Apple Working Against the Public Interest, Insists Justice Department
The Justice Department maintains that Apple's agreement with major publishers over how it markets e-books prevents its competitors from setting prices that would benefit consumers.
What's the Latest Development?
The Justice Department maintains that an agreement brokered by Apple with major publishing companies, including Penguin, Simon & Schuster and HarperCollins, constitutes a disincentive for competition in the e-book market.
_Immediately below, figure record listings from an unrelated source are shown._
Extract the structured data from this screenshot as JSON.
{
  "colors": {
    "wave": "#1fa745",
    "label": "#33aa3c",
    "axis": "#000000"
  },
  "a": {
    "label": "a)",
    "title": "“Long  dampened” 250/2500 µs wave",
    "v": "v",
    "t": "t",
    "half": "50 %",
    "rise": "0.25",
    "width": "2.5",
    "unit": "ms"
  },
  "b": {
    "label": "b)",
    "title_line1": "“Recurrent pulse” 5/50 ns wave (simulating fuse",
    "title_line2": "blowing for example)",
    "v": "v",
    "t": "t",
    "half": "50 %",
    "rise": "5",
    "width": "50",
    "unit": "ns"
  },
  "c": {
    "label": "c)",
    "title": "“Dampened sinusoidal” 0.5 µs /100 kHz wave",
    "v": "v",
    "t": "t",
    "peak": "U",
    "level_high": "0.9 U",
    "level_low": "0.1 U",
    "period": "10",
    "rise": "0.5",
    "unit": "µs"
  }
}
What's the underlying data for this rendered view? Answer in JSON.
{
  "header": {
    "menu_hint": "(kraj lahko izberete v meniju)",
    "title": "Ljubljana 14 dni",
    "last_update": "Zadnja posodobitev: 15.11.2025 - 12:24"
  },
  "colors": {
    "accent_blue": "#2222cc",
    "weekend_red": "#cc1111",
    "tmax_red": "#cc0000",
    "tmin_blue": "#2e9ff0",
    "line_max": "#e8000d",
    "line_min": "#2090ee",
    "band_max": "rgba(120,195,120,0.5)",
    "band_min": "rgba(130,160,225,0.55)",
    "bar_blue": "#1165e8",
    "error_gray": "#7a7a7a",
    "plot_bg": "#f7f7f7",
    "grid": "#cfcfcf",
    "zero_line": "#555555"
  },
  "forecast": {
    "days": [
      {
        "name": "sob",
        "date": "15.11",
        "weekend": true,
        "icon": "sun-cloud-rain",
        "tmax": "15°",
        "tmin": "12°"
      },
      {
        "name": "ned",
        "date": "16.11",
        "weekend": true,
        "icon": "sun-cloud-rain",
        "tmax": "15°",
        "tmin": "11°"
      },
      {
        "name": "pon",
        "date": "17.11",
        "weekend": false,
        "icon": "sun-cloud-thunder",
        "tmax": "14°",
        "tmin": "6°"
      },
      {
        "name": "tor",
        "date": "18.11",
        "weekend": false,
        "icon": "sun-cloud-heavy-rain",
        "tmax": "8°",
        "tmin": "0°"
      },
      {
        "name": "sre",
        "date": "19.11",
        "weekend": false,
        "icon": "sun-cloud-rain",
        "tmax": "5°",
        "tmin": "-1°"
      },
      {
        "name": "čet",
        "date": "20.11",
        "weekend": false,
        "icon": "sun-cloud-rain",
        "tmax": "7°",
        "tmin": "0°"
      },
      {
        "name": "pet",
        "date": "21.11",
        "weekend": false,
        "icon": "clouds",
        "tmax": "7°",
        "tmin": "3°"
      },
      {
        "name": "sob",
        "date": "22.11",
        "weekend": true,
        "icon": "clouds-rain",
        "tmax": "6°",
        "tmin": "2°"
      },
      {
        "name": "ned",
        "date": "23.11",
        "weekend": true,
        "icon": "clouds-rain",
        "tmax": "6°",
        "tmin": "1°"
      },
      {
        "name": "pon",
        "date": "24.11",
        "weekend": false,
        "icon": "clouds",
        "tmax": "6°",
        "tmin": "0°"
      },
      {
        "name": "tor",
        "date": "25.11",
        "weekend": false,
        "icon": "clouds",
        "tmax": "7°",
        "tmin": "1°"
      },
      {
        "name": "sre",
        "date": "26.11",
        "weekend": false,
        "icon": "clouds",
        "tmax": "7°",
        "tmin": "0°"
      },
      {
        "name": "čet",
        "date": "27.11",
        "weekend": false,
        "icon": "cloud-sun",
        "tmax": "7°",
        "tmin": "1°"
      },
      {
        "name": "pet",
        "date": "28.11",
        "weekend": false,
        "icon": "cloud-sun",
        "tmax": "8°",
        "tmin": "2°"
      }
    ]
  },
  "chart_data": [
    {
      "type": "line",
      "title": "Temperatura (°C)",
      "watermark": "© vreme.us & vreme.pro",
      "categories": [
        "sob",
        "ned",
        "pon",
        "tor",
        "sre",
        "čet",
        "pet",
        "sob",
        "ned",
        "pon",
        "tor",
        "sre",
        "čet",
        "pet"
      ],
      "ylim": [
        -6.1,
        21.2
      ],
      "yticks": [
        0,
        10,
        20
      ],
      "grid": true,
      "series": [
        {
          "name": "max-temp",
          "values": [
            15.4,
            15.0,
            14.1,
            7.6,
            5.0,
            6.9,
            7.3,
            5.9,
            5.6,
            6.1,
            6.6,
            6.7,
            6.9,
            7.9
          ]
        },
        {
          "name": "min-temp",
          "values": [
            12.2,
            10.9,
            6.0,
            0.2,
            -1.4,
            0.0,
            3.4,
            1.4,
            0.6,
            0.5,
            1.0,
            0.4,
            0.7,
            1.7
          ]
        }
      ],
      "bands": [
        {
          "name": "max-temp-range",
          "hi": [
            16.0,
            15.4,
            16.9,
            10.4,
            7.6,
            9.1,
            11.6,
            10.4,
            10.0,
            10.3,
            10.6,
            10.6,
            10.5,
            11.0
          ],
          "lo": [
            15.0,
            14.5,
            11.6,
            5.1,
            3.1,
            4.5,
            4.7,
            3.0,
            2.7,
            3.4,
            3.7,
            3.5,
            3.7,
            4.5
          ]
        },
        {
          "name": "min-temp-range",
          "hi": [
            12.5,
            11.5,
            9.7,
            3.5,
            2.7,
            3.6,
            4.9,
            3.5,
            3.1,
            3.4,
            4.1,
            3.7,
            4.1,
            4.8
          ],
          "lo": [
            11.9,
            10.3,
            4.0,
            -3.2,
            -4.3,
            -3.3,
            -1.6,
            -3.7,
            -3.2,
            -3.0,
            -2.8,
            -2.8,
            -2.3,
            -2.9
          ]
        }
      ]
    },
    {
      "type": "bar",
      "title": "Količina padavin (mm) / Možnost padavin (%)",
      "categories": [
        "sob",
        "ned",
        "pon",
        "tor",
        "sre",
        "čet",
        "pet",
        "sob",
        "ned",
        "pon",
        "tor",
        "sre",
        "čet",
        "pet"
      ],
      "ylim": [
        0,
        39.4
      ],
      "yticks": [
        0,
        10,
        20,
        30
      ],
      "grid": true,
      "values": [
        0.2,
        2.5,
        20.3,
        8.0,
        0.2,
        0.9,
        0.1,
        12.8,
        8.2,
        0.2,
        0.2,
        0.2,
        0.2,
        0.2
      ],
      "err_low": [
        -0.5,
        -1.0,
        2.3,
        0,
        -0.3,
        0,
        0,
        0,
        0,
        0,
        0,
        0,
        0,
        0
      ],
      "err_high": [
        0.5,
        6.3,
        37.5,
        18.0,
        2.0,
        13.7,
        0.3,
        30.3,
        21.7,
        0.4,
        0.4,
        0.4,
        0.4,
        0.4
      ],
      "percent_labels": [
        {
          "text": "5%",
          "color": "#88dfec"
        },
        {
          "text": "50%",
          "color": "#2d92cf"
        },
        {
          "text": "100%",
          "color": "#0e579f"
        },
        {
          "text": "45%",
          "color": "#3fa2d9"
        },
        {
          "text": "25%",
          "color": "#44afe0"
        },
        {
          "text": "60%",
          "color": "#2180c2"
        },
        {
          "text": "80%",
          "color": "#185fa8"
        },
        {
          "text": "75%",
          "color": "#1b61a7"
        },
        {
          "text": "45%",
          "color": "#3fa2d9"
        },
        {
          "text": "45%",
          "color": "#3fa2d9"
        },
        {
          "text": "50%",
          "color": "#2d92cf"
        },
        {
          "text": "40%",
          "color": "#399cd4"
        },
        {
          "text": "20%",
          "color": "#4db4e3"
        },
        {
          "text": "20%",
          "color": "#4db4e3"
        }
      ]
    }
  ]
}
While the government has tried to settle the case, Apple continues its legal battle, prompting the Justice Department to remark that its objection is "a naked attempt by Apple to have its competitors’ ability to compete on price constrained – to take away the nearly unfettered ability to discount that a retailer who desires to compete would embrace but Apple fears."
What's the Big Idea?
The agreement which Apple struck with major publishers, in response to Amazon's pricing all e-books at $9.99, has become known as the 'agency model.' Under the agreement, publishers were free to set their own prices so long as Apple was given 30% of e-book sales. Apple has received, however, the support of the influential New York Senator Chuck Schumer, who argues that the agency model has "introduced more competition, offered readers other platforms from which to buy books and was, ultimately, in the long-term interest of the publishing industry." If no settlement is reached, a trial is expected next summer.